Kitap kendi çapında minik sürprizler barındıran, aslında daha etkili bir kalemden yazılsa insanı bir nebze de olsa heyecanlandıracak bir konuya sahip. Ama bu durumu engelleyen pek çok etken var. Bir kere karakter sayısı fazla ki ben bu gereksiz karakter bolluğundan gerçekten nefret ediyorum.  Kim kimdir, kadın mı erkek mi, dön başa bak derken bir bakmışsınız kitap yarılanmış ve siz hala hiç bir şeyden emin değilsiniz. Romandaki Abe Glitsky adındaki polis, yazar Joe Lescroart'ın polisiye romanlarının baş kahramanı imiş. Ama bahsettiğim durum yüzünden ben bunu idrak edene kadar baş kahramanın savcı olduğunu düşünmüştüm. Sonra malumunuz sonu tahmin edilemeyen kitapları çok seviyorum. Oysa bu kitapta tahmin başarı oranı yüzde doksan civarıdır muhtemelen. Her şey çok açık edilmiş. Başta da dediğim gibi konusunu hatırlayana kadar epey bir uğraştım. Bu nedenle çok da tavsiye edebileceğim bir kitap değil.
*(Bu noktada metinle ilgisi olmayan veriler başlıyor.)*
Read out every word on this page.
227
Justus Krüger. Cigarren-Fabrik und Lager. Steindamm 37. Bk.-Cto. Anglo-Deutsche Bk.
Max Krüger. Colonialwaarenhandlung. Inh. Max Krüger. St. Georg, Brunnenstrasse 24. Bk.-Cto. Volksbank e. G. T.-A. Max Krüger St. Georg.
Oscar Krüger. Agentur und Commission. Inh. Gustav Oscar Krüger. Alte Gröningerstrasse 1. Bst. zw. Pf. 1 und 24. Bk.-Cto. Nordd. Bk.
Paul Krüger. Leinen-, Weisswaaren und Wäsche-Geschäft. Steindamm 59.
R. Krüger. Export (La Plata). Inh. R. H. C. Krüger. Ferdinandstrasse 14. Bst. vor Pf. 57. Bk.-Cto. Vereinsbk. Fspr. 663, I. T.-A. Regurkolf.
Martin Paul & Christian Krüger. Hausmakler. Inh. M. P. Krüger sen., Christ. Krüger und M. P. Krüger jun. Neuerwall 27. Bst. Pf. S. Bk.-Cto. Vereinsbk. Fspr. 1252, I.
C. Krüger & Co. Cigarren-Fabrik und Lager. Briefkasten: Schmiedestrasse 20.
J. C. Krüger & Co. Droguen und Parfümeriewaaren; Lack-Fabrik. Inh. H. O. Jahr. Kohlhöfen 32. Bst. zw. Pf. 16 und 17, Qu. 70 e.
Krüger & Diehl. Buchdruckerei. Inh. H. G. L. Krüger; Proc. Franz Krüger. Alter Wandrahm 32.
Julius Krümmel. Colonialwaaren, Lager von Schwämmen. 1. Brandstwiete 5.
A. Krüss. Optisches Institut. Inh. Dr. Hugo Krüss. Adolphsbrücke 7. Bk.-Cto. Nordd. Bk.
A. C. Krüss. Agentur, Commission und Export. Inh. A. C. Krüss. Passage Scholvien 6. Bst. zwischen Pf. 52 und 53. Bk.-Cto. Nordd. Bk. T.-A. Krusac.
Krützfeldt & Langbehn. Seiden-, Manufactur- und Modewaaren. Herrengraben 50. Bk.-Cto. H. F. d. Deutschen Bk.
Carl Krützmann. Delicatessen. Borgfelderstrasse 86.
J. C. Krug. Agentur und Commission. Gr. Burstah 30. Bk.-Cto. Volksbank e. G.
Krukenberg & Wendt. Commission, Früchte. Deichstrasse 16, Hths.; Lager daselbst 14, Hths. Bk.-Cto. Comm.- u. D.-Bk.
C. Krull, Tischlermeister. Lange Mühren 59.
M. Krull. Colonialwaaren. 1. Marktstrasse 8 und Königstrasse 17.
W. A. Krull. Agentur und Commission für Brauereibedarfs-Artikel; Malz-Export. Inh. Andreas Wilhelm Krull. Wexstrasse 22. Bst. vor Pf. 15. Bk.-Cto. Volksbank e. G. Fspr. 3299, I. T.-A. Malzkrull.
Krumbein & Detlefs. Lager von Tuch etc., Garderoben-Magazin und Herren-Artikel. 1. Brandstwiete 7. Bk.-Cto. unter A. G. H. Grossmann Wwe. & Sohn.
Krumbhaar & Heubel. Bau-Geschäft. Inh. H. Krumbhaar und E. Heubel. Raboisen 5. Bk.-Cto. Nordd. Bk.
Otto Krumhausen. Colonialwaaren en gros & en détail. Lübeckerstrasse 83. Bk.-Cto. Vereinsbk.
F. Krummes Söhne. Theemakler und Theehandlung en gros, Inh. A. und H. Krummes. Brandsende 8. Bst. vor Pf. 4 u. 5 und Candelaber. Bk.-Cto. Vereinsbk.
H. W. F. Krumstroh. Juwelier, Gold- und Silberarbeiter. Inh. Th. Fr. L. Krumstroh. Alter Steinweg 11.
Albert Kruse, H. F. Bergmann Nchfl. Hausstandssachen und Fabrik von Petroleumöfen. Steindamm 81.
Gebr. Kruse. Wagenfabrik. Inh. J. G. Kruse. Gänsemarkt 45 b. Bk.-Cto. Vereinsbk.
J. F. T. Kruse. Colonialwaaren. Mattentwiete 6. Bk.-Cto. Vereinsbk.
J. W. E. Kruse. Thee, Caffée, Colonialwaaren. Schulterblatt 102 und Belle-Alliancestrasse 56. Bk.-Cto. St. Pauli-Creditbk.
Ancak polisiye bir çerezlik arıyorsanız, isim hafızanız da benim aksime iyiyse tercih edebilirsiniz. 

24 Haziran 2016 Cuma

Bahar Piçleri-Katja Rudolph

Bahar Piçleri, tarihte Srebrenitsa Katliamı ile hafızalara kazanan ve Bosna Soykırımı olarak bilinen savaşa tanık olan bir ailenin dramını küçük çocukları Jevrem'in ağzından anlatıyor. Aslında savaşın değil savaş sonrasının ve savaşın ruhlarında bıraktığı derin izlerin hikayesi Bahar Piçleri...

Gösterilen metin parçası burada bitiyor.